In this CD all three subjects are highly colourful and dramatic and Wallace
gives them the full late romantic treatment in the expansive Germanic tradition.
Influences of Liszt and Wagner are pervasive throughout.
The music for the Prelude to The Eumenides (1893) follows the character
and outline of the Aeschylus story: the opening music driving relentlessly
forward and seething as The Furies seek to punish Orestes for the murder
of his mother Clytemnestra who had, herself, murdered her husband, Orestes'
father. The contrasting conciliatory music represents the defence by Athene
who pleads justifiable homicide and placates The Furies by offering them
asylum, elevated status and a new name - The Benefactors. The Wagnerian influence
is strong - one can hear snippets of Lohengrin,
Tannhäuser and Meistersinger all woven into the fabric
which is just that bit too extravagant - a little judicious snipping might
not have gone amiss.
The lovely Pelléas and Mélisande Suite is the strongest
work here, and it is interesting to compare Wallace's view with the writings
of Debussy, Sibelius and Fauré.
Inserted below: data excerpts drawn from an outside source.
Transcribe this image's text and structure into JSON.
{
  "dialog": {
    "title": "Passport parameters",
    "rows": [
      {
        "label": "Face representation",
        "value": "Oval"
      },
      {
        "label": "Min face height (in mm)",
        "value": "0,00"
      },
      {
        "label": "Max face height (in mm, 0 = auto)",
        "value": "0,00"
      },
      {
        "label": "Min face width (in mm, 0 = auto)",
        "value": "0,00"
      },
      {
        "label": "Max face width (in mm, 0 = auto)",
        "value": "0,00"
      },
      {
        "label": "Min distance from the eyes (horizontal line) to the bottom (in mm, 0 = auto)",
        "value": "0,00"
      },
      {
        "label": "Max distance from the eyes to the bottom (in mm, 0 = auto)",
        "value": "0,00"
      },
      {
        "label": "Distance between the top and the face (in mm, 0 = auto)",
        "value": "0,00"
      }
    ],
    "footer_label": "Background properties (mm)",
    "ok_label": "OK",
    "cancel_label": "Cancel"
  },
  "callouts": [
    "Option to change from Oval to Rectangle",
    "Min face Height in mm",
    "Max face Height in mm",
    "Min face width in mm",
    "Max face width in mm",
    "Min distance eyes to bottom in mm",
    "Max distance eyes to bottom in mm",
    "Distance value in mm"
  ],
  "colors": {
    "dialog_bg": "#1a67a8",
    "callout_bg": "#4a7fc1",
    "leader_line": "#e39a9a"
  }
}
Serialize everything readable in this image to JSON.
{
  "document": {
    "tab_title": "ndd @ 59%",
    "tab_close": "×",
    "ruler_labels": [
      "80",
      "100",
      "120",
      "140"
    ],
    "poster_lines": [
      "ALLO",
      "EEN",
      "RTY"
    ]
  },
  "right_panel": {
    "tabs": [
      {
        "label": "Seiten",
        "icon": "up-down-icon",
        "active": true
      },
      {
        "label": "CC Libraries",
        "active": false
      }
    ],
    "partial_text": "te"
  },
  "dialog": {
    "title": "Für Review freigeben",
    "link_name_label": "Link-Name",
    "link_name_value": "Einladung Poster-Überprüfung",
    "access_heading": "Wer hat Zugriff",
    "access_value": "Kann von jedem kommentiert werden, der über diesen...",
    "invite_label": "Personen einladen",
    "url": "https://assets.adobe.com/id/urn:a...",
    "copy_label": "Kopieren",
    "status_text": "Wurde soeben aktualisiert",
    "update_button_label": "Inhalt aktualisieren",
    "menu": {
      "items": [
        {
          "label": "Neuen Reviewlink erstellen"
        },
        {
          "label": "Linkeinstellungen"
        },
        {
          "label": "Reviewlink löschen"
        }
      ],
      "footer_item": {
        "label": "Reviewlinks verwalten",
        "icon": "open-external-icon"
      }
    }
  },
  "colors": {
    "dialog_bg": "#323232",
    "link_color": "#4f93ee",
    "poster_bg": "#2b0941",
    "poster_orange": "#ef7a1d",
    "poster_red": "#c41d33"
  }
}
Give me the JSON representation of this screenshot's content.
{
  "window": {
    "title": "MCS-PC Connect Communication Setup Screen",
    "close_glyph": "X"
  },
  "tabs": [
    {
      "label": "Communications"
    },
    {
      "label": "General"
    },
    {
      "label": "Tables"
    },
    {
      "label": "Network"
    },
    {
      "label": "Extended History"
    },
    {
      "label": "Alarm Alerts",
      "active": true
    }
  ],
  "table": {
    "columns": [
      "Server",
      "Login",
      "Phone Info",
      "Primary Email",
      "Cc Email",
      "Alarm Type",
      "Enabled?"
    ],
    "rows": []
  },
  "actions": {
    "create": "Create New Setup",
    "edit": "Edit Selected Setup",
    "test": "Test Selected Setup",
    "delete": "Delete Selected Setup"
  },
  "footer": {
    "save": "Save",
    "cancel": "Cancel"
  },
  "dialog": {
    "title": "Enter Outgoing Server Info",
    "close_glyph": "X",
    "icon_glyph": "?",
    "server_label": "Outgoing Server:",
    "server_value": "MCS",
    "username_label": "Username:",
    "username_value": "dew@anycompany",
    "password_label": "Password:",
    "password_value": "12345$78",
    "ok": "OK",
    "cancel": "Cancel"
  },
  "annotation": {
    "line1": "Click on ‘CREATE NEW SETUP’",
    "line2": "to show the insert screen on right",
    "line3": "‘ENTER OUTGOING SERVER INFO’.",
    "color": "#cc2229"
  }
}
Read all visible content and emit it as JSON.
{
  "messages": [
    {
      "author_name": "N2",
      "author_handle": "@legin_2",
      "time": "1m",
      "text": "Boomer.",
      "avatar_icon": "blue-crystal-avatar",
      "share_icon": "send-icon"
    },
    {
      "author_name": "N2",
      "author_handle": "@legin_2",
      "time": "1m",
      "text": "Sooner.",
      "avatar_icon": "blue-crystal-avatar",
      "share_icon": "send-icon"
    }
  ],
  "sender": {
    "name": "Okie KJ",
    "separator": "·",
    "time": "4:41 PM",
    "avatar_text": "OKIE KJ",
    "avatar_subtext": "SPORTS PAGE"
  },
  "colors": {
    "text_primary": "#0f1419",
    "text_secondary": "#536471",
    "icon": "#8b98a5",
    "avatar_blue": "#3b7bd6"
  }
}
The Scottish composer's 1900 setting
of Maeterlinck's symbolist drama, followed that of Fauré's incidental
music for an 1898 production of the play and preceded Debussy's opera, completed
in 1902 and the Sibelius Suite of 1905. Wallace's suite opens with the
increasingly urgent and passionate The Love of Pelléas for
Mélisande. Following the dramatic action, the music's subtle shadings
seem to question the innocence of the lovers' passion and forecasts the ensuing
tragedy. Wallace's charming Spinning Song, central movement, with its captivating
waltz rhythms, is similar, in spirit, to Fauré's conception of this
scene in capturing Mélisande's unaffected innocence - unlike Sibelius's
interpretation which has dark and sinister undercurrents. Wallace conceives
a vast and dark grief for The Death of Mélisande befitting such a
royal tragedy - dramatic funeral drums and trumpets giving way to hushed
misery voiced in the depths of the orchestra.
The Creation Symphony is written on a huge scale - some might find
it over-inflated. It is Wallace's response to the Biblical story of the creation.
Its four movements cover: (1) the creation of heaven and earth out of the
void; Wallace opens the work with great orchestral daring - double basses
divided and solo tuba - to represent emptiness and space; and he chooses
C sharp minor as the main key to produce a dark veiled colouring before the
gradual transformation to an ultimate calm hymn representing light (2) the
light of the stars, moon and sun, is the most successful movement in the
work with music of great beauty and imagination; the starlight section
anticipating today's minimalist music; the moon music tranquil but not without
passion; and the sunlight proclaimed in music of suitable majesty and splendour
(3) the creation of land and sea is the least inspired movement while (4)
the creation of man, is a powerful evocation of the human spirit of love
and creativity, dressed in vivid orchestral colours. Except for the second
movement, stronger, more memorable thematic material might have made this
work more memorable. Nonetheless, this is another very welcome addition to
the expanding British orchestral music repertoire.